Now on National Route 452, I followed the Yubari River upstream. Melons were for sale everywhere. I stopped at a Seicomart for peach juice and two onigiri. I passed through another empty town, sharing the road with logging trucks.


Then came the 2,300-meter Shuparo Tunnel—a straight shot where I could see the light at the far end even from the start. Inside it was cold and wet, and a pack of motorcycles roared past. Emerging from the tunnel, I was greeted by the minty-green waters of Shuparo Lake, with jagged mountains rising behind it.


Skirting the lake, I continued upstream along the Yubari River. Fishermen stood silently by the banks. I realized I had no cell service and no idea where my next meal or bed would be. I pressed on, climbing to an unnamed tunnel and descending into Mikasa City limits.


Then I spotted a fox sleeping in the road. I got close enough for a photo and warned him, half-jokingly, that he’d better move before he got run over. I was now descending along the small Ikushunbetsu River. It was 4 PM and I’d already ridden 100 km—still far from any services. My plan was to reach Furano, though it looked like rain was coming.


The landscape shifted to logging sites and the green expanse of Lake Katsurazawa. A series of tall bridges carried me over its branches, and then another climb began. I passed through the 375-meter Katsurazawa Tunnel, which had a sidewalk, then turned right onto Route 452 toward Ashibetsu. It was 4:21 PM, and Furano was still 42 km away.


Another climb began. Sightseeing buses passed me on their way down. At the top, I crossed through the 450-meter Miyoshi Tunnel, then the Kimun Tunnel, descending into a valley of planted fields with no houses—just tree-covered hills and mountains. And then, another climb.


I passed Sandantaki Park and a beautiful waterfall along the Ashibetsu River. At 5:40 PM I turned onto National Route 135—Furano still 23 km away. A deer dashed up a roadside embankment as I began the next ascent.


I passed a snow gate, a sign I was gaining elevation. At the top of the first rise, I entered the 411-meter Ootaki Tunnel and continued climbing. The Sakipenpetsu River ran to my left, and I watched two bushy-tailed deer dart into the forest.


At the summit, I reached the 2,700-meter Tomiashi Tunnel. It was eerie and intimidating. Afterward, a long descent. I passed another snow gate and a small collection of buildings, greenhouses, lumber stacks, and open fields.

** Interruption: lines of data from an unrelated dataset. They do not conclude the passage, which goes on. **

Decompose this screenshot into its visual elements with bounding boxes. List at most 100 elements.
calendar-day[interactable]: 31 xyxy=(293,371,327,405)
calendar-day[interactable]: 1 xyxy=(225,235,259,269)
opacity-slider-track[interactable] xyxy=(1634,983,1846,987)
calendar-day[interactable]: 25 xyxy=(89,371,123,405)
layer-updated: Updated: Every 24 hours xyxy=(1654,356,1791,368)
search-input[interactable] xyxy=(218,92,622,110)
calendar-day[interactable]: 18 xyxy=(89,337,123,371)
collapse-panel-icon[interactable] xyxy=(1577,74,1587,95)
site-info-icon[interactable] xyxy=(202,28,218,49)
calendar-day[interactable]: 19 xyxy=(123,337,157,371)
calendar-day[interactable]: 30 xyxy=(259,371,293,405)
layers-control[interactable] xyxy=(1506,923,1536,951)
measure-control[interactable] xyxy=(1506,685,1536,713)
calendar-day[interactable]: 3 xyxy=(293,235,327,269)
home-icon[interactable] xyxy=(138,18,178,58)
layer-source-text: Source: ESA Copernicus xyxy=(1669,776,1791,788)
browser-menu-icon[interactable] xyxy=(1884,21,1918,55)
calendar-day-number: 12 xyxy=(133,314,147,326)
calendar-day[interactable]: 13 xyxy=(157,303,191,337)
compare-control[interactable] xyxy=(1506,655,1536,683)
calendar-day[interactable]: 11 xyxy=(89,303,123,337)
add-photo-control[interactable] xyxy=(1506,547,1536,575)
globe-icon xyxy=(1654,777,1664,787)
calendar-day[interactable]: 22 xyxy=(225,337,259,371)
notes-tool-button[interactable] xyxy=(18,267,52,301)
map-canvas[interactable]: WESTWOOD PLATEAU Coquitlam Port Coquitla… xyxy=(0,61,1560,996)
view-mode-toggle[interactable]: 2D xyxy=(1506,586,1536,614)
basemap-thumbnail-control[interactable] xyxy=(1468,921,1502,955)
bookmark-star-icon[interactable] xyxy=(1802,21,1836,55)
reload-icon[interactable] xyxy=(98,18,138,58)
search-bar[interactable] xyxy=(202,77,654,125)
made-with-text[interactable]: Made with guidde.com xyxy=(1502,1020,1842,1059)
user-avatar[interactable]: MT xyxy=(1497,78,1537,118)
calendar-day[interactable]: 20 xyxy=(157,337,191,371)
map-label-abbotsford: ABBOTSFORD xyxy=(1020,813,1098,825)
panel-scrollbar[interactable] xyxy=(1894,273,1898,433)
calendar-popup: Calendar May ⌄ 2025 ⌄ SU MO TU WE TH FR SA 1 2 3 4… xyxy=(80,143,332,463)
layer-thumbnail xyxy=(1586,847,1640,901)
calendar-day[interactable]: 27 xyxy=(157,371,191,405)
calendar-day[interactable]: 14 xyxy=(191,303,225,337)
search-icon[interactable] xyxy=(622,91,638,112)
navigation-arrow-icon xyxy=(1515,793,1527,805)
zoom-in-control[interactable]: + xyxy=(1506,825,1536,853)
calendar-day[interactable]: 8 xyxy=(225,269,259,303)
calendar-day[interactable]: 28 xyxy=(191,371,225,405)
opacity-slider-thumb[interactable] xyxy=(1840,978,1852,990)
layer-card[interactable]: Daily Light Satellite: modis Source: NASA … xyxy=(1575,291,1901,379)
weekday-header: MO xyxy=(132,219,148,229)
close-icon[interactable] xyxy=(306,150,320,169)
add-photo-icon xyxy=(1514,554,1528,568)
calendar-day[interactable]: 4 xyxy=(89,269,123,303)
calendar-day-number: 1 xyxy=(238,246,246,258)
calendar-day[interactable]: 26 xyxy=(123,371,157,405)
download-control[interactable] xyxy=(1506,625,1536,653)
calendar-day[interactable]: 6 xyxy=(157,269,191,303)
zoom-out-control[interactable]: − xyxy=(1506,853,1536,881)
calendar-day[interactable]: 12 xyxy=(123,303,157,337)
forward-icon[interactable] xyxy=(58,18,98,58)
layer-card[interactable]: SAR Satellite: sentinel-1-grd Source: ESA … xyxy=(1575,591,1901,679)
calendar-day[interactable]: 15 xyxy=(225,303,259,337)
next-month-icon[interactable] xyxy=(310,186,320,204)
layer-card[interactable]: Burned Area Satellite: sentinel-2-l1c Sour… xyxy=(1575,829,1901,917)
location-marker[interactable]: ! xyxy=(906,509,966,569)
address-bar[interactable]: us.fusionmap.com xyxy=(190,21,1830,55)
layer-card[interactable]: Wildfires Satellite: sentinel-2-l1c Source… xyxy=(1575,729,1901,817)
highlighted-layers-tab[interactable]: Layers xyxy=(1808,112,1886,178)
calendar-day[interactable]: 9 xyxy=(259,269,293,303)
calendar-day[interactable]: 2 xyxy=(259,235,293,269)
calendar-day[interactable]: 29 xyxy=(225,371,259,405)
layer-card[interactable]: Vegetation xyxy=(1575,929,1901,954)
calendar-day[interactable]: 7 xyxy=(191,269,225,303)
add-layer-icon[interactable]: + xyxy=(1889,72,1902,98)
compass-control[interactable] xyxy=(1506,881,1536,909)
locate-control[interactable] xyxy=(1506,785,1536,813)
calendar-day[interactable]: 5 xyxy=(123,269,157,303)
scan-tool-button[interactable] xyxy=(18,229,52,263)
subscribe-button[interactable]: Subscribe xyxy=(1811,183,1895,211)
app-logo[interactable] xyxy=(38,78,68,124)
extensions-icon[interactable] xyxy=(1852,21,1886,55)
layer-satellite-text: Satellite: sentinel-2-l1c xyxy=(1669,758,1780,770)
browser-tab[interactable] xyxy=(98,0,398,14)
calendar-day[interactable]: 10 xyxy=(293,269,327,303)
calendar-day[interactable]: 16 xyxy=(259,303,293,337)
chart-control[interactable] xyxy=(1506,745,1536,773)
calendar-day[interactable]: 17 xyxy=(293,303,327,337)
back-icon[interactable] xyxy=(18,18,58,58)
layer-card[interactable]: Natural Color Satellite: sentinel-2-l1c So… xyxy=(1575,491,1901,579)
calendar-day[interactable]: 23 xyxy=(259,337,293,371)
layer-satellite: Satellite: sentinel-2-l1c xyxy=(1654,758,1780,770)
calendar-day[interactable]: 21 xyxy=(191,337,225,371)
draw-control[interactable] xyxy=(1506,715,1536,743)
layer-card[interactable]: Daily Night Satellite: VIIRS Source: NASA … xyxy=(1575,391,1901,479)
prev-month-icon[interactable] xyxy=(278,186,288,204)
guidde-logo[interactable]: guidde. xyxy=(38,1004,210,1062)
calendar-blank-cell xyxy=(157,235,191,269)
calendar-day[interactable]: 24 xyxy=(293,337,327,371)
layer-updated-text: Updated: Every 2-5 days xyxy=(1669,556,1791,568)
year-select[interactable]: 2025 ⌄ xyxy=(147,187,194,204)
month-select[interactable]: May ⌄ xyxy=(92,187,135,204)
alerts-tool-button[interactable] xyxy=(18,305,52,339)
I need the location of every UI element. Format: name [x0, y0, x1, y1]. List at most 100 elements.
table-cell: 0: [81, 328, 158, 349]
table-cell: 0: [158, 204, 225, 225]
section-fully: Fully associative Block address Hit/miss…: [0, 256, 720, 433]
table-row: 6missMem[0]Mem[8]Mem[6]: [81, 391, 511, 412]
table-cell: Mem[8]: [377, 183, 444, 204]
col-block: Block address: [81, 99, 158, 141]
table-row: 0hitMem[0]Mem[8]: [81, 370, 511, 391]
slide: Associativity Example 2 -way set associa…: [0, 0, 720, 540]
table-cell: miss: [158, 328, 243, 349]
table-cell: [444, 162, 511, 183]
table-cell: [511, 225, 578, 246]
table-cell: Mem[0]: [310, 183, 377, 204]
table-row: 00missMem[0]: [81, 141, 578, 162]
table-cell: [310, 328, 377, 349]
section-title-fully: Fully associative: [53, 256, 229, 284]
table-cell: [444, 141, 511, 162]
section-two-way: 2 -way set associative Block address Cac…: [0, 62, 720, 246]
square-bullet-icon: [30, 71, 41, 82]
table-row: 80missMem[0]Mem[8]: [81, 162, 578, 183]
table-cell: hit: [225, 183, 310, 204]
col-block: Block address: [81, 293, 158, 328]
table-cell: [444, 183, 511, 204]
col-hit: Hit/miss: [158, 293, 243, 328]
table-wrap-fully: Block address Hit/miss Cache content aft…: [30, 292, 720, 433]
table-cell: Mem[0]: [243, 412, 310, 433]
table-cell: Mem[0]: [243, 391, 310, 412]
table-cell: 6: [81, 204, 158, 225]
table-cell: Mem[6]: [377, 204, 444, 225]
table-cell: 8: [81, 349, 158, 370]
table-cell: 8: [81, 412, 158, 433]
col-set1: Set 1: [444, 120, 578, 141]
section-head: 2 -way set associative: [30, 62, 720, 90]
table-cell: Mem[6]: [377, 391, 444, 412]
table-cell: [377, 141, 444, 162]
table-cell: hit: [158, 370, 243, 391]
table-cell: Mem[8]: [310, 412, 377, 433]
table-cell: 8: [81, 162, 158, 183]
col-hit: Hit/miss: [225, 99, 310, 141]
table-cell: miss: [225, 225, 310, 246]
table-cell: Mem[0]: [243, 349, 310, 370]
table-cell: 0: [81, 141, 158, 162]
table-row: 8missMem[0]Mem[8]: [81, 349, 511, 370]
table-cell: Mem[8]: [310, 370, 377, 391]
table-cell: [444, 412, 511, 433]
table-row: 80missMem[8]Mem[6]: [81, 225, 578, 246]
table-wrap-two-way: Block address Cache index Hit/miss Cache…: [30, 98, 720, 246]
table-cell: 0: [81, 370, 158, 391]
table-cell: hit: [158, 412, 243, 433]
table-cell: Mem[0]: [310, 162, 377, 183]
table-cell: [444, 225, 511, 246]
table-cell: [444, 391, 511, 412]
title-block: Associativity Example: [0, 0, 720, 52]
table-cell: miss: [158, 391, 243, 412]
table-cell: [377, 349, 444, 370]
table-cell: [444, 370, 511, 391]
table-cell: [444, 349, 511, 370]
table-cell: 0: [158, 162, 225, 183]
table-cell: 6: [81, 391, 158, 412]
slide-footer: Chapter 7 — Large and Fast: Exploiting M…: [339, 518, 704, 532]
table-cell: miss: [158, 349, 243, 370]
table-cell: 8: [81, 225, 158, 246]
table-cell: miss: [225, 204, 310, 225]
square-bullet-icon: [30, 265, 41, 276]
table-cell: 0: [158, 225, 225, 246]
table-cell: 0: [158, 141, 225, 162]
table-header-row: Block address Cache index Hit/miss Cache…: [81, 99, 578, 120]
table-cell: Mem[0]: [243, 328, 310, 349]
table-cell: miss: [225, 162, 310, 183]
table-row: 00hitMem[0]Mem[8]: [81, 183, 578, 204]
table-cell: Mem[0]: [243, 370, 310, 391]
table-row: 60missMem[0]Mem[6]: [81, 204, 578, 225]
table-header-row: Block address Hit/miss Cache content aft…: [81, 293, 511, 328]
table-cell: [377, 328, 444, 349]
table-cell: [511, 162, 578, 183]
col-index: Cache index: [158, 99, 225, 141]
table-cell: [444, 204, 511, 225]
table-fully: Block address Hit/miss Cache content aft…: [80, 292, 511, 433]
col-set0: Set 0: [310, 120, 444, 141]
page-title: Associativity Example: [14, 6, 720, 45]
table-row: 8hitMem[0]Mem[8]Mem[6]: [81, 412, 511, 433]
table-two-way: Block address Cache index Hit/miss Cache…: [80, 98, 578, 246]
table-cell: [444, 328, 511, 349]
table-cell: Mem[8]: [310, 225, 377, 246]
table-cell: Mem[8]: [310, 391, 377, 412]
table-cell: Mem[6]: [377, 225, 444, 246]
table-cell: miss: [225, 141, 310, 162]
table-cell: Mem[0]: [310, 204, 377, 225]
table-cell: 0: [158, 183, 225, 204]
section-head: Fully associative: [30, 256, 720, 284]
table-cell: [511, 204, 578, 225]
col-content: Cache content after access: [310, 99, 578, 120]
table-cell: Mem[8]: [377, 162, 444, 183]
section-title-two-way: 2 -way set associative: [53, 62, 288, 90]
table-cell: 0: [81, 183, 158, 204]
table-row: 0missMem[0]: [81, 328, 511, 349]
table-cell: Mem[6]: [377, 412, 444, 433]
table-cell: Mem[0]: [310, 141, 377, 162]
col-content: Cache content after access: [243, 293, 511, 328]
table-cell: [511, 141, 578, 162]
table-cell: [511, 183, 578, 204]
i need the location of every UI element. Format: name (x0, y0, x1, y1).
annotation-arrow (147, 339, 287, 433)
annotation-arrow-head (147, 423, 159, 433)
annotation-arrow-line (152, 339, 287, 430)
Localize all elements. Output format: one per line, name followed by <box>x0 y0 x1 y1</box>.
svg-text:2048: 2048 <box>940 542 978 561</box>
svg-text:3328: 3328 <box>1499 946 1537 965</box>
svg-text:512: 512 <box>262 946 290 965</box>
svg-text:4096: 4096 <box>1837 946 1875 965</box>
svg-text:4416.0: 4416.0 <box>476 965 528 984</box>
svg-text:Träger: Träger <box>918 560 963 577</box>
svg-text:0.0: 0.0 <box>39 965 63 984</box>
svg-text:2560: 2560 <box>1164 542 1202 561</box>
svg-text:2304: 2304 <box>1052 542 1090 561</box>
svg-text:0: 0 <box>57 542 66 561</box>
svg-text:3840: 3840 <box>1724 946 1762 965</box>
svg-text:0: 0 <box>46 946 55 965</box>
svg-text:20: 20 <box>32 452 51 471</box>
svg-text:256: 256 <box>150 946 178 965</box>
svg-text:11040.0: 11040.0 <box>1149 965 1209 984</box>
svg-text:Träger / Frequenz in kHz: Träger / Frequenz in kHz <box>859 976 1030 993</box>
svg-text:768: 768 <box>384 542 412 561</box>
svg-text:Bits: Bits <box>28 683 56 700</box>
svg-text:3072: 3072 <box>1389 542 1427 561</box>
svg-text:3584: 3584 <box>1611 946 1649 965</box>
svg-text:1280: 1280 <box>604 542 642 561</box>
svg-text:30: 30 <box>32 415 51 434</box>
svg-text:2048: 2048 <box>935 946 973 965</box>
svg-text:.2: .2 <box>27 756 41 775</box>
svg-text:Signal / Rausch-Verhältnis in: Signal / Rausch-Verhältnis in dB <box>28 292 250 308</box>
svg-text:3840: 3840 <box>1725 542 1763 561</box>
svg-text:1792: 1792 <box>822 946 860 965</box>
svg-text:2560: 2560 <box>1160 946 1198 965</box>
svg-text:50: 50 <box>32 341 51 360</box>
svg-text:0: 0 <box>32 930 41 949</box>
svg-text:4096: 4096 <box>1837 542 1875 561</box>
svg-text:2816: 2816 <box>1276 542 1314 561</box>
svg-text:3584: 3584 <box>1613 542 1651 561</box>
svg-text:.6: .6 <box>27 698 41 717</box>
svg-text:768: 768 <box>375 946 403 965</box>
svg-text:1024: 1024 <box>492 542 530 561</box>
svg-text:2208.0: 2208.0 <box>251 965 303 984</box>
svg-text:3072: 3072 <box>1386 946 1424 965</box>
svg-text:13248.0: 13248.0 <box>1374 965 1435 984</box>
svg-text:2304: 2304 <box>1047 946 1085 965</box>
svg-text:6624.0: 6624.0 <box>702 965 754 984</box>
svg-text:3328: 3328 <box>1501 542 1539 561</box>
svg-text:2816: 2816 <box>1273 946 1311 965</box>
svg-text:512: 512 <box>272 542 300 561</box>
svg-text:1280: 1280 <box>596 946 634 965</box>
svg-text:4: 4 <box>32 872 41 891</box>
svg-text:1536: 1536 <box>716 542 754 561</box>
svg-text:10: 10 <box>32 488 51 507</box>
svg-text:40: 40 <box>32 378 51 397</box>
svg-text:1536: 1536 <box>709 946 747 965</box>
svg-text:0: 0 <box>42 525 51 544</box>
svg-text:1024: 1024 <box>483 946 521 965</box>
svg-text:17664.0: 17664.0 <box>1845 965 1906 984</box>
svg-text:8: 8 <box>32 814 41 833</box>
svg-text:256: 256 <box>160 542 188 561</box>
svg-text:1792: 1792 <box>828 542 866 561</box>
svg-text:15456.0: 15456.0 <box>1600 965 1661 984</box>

At a final T, I turned right toward Furano—and suddenly had Internet again. Ski slopes dotted the hillsides. I searched for food and found Country Kitchen Kazamidori. It had an old bus parked out front and a charming food truck vibe. I met two Australians cycling and golfing around Hokkaido. Dinner was fantastic: hamburger steak with potatoes, corn, broccoli, squash, salad, and a cold Asahi. Three Japanese girls in the back of the bus were cracking jokes—I understood enough to be entertained.


It had started to rain, and I needed a place to stay. I found Hostel Tomar nearby at a good rate. When I arrived, a street carnival was happening out front. The hostel, like so much in Japan, was spotless and thoughtfully designed. I showered, charged my devices, and began editing this report.